Dans sa première requête, Mutamba, député national élu de Lubao, a attaqué la résolution adoptée par l’Assemblée nationale, qui avait autorisé sa mise en accusation.
La Haute Cour a reconnu la recevabilité de la requête de Mutamba sur le plan procédural, mais a finalement jugé qu’elle n’était pas fondée. Cette décision valide la résolution de l’Assemblée nationale ayant livré l’élu de Lubao à des poursuites judiciaires.
La seconde requête (R.Const 2537) visait un arrêt avant-dire droit rendu par la Cour de cassation. Le requérant a considéré cet arrêt comme une violation de plusieurs principes constitutionnels, notamment ceux relatifs à l’État de droit et à l’indépendance de la justice.
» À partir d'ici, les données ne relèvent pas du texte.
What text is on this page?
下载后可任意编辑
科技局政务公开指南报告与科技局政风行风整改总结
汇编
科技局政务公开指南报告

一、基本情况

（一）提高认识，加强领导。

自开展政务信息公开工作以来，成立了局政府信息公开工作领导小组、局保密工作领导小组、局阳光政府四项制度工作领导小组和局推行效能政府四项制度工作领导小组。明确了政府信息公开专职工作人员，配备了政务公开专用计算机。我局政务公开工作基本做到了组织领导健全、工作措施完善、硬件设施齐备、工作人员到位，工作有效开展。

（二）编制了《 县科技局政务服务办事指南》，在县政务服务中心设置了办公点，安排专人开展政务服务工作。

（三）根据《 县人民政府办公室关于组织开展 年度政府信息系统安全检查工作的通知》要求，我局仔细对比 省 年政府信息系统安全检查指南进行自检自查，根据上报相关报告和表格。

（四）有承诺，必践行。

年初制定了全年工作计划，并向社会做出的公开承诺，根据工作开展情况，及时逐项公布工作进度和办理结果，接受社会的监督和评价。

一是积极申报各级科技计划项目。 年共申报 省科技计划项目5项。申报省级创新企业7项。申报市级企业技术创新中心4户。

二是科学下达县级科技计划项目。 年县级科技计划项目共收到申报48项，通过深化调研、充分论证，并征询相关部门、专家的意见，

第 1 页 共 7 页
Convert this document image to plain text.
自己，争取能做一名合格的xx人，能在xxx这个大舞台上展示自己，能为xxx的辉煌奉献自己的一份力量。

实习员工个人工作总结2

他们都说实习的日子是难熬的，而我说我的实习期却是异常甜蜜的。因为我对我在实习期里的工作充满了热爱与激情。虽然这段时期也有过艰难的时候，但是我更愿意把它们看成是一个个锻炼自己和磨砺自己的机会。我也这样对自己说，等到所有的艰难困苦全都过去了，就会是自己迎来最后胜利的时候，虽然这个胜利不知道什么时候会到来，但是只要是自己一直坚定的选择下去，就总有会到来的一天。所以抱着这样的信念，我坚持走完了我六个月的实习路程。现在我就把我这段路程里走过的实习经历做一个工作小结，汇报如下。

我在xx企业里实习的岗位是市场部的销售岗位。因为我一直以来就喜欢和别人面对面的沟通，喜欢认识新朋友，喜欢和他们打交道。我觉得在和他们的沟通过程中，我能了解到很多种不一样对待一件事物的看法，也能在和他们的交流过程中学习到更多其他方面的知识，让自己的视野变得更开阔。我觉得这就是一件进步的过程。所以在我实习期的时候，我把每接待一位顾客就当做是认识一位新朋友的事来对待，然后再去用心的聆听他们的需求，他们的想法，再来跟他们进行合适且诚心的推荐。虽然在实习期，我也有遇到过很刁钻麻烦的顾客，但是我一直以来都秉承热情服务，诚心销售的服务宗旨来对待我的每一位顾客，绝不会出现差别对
Les avocats de l’ancien ministre avaient demandé la nullité de l’action publique contre leur client, arguant que la demande de fixation de l’affaire, saisissant la Cour, avait été signée par la greffière en chef, au lieu du ministère public qui avait conduit l’instruction préjuridictionnelle.
Après examen, la Cour constitutionnelle a conclu à l’absence de toute violation de la Constitution et a rejeté l’ensemble des recours.
Constant Mutamba a été condamné en septembre 2025 à trois ans de travaux forcés pour détournement de 19,9 millions de dollars américains, destinés à la construction d’une maison carcérale à Kisangani pour améliorer les conditions de détention et à renforcer le système pénitentiaire dans la province de la Tshopo.